Warum sind Aikido-Techniken effizient?

Immer wieder wird in verschiedenen Foren auf dem Web diskutiert, ob Aikido eine „wirkliche“ Kampfkunst ist. Ein Aspekt davon ist die Frage, sind Aikido-Techniken effizient? In diesem Beitrag gehe ich auf beide Fragen ein und entwickle dann ein paar Ideen, warum Aikido-Techniken effizient sind. Der Begründer des modernen Aikido, Ueshiba Morihei, war zu seiner Zeit ein berühmter Kampfkünstler, weil er sehr überzeugend, eindrücklich, effizient und elegant mit Angriffen umgehen konnte. Schaut man sich Filmdokumente von seinen Demonstrationen an, dann besteht kein Zweifel, dass seine Kunst und seine Meisterschaft für den echten Kampf gedacht waren. Die vielen Berichte von seinen direkten Schülern, wie sie z.B. in Interviews von Stanley Pranin festgehalten wurden, zeugen ebenfalls davon, dass O-Sensei ein begnadeter Meister in den Kampfkünsten war. Wer ihn angriff, musste mit Allem rechnen.

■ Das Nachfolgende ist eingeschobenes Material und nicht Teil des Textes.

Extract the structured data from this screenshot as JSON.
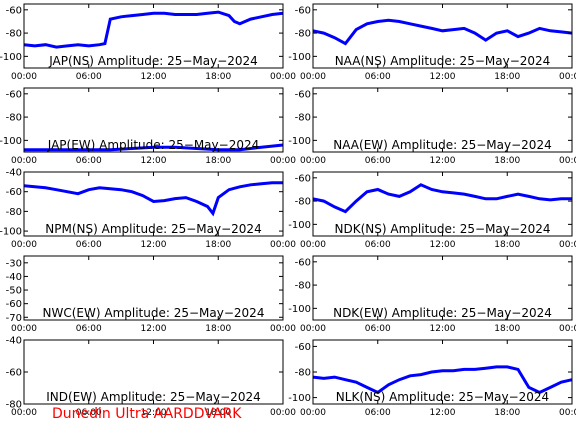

Nach eigenem Zeugnis und belegt durch die historischen Arbeiten von Stanley Pranin wissen wir, dass die meisten Techniken des modernen Aikido aus der Daito-ryu Aiki-Jujutsu kommen, welche ebenfalls bis heute in ungebrochener Tradition gelehrt wird. Schaut man sich Filme von Demonstrationen von Kondo Sensei an, dann wird das ganz offensichtlich. Aber es werden auch Unterschiede deutlich. In der Daito-ryu geht es martialischer zu. Damit meine ich, dass der Effekt einer Technik viel deutlicher sichtbar wird als in den entsprechenden Techniken des modernen Aikido. Es ist für mein Gefühl so, dass in der Daito-ryu das Aggressive und Zerstörerische einer Technik ganz offen zu Tage liegt, während dies im Aikido „verpackt“ ist ein den typischen „runden“, kreis- und spiralförmigen Bewegungen. Es ist, als ob in der Daito-ryu das tödliche Schwert deutlich zu sehen ist, während es im Aikido ein- oder verhüllt ist. Es blitzt nur auf, wenn es keine andere Möglichkeit gibt, als wirklich zu schneiden.

Daito-ryu wird üblicherweise als traditionelle Kampfkunst angesehen, ähnlich z.B. zu Katori Shinto ryu, und insofern wird gar nicht in Zweifel gezogen, dass die dort gelehrten und tradierten Techniken effizient sind. Jeder erfahrene Kampfkünstler kann unmittelbar sehen, dass diese Techniken, wenn es gelingt sie ein zu setzen, sehr effizient sind. Die Biomechanik zusammen mit der Dynamik der jeweiligen Technik, wie z.B. Ikkyo (ich verwende die Bezeichnungen aus dem Aikido und nicht aus der Daito-ryu), führen zwingend zur Projektion des Anderen (Uke) bäuchlings auf den Boden. Kein anderer Ausgang ist denkbar. Aber wie sieht das im Aikido aus?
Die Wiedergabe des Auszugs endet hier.